Im Mai 1965 lieferte AC ein Chassis einer Cobra 427 mit 152 Millimeter mehr Radstand nach Turin. Schon im Oktober stand ein erster fahrfertiger Prototyp, CF1, ein kastanienrotes Cabriolet, auf der London Motor Show. Bis das Fahrzeug dann aber serienreif war, dauerte es noch ein Jahr (Paris im Oktober 1966, CFX 2; das erste Coupé folgte dann 1967 in Turin), denn ganz so einfach war das alles nicht. Weil der AC 428 (der damals noch ein 427 war) doch deutlich schwerer war als die Cobra, musste noch fleissig an Federung, Stossdämpfern und auch den Reifen gearbeitet werden. Ausserdem musste der Kühler versetzt werden, weil es im Fussraum zu warm wurde, es gab einen zusätzlichen Ölkühler und zusätzliche Luftöffnungen hinter den vorderen Radkästen.

Kein Erfolg

Der Produktionsaufwand war gewaltig. AC lieferte das Chassis per Zug nach Turin, wo bei ILCA Maggiora in Moncalieri dann im Auftrag von Frua die Karosserie aufgesetzt wurde. Die unlackierten Fahrzeuge gingen dann wieder nach England zurück, wurden lackiert und komplettiert. Die ersten Exemplare erhielten noch den 427er-Motor, also: die Renn-Maschine mit etwa 390 PS. Ab Chassisnummer CF 6 wurde dann der 428er-Motor installiert, mit noch etwa 345 PS. Geschaltet wurde über ein manuelles 4-Gang-Getriebe von Ford oder, weit häufiger, über einen 3-Gang-Automaten.
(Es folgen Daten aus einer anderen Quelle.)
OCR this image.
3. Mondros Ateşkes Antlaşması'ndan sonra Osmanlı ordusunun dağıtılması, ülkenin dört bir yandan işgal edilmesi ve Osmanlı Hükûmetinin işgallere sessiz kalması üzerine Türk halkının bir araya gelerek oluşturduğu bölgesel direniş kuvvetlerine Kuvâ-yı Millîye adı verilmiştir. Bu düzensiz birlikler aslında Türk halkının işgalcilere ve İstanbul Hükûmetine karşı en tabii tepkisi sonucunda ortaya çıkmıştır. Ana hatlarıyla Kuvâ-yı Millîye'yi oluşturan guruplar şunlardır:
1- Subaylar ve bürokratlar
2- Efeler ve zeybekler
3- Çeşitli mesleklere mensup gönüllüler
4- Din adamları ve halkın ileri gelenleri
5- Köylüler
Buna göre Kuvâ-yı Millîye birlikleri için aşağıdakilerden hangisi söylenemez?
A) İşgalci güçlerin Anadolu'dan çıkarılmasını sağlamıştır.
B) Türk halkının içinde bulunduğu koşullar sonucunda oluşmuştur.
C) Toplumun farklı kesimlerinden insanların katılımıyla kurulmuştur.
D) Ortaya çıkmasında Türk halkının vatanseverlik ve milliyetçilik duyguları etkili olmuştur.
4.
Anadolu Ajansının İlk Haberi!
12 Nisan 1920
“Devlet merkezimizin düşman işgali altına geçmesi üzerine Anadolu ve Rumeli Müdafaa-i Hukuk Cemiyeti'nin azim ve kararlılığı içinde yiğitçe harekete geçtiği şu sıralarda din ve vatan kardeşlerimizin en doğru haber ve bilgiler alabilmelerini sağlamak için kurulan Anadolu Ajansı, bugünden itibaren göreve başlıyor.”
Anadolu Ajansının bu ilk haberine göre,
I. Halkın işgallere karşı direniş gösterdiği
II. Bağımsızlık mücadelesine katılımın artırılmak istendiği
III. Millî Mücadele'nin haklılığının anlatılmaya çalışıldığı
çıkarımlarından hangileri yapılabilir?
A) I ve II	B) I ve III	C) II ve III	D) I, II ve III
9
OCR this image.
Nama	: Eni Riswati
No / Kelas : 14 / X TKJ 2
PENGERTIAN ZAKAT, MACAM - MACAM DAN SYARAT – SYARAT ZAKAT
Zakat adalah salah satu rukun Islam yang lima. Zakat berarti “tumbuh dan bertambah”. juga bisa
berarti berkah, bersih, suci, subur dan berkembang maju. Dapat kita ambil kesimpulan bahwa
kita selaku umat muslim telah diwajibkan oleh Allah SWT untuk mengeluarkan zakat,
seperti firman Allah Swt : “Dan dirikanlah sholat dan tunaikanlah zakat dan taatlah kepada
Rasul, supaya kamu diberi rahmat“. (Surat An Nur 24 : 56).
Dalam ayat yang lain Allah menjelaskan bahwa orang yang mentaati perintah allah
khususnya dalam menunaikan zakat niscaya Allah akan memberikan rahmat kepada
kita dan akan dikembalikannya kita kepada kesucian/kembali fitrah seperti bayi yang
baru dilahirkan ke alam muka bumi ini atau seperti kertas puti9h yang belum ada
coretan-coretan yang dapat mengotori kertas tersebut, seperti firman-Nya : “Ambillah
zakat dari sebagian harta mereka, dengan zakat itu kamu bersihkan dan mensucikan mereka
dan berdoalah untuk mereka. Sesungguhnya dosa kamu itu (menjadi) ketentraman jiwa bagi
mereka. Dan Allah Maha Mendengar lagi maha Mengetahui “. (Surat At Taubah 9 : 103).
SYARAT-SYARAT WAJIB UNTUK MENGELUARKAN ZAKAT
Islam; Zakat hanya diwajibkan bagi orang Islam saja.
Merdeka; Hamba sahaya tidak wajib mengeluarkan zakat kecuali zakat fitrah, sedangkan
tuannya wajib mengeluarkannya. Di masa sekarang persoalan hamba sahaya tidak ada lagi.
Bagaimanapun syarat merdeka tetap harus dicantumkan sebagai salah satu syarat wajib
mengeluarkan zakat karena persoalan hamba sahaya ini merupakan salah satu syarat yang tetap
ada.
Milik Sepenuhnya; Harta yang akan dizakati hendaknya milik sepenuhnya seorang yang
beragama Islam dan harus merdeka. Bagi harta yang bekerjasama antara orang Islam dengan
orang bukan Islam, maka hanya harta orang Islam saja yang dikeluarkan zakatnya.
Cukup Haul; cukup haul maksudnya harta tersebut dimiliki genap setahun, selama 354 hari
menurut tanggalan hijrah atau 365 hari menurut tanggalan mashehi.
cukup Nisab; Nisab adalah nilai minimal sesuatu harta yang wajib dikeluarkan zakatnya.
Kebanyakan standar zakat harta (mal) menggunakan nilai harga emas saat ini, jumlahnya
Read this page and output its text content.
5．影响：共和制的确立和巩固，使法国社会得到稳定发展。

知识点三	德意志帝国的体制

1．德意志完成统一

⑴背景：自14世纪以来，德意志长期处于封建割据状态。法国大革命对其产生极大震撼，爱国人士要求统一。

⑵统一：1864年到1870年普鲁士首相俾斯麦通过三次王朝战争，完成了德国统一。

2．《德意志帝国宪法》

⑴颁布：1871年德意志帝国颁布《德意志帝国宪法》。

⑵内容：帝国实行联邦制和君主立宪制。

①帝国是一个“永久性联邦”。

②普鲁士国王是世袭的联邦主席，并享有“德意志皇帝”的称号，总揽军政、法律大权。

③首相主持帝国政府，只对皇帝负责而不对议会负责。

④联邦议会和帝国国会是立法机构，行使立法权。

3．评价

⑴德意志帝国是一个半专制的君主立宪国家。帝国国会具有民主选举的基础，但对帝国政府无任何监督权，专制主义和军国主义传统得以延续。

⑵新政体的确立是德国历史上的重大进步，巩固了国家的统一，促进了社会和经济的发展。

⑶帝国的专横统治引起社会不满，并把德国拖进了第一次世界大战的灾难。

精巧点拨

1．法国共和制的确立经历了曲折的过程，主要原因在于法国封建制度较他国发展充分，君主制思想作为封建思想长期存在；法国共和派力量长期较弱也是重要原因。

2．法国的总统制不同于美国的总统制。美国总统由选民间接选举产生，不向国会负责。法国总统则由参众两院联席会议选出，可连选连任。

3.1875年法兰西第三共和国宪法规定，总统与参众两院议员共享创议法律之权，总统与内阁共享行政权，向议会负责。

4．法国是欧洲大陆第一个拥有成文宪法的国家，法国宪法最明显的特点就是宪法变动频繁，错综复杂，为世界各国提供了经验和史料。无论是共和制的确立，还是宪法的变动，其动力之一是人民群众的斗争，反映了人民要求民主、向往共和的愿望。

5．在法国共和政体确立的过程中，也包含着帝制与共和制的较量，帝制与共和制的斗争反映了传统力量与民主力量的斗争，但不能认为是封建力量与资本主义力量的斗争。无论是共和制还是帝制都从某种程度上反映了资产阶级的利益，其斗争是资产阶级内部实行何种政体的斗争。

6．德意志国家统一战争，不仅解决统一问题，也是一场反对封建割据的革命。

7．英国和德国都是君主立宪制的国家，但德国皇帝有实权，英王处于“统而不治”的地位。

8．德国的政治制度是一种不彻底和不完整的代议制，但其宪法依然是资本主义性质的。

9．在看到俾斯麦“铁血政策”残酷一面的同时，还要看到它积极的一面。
Der aufwendige Produktionsprozess war dafür verantwortlich, dass die AC 428 so richtig teuer waren, 4050 Pfund für das Coupé, 200 Pfund für das Convertible. Wohl auch deshalb kamen die AC, von denen wahrscheinlich 29 Cabriolet und 49 Coupé produziert wurden, nie so recht vom Fleck. 1973 wurde die Herstellung eingestellt, einen direkten Nachfolger gab es nicht.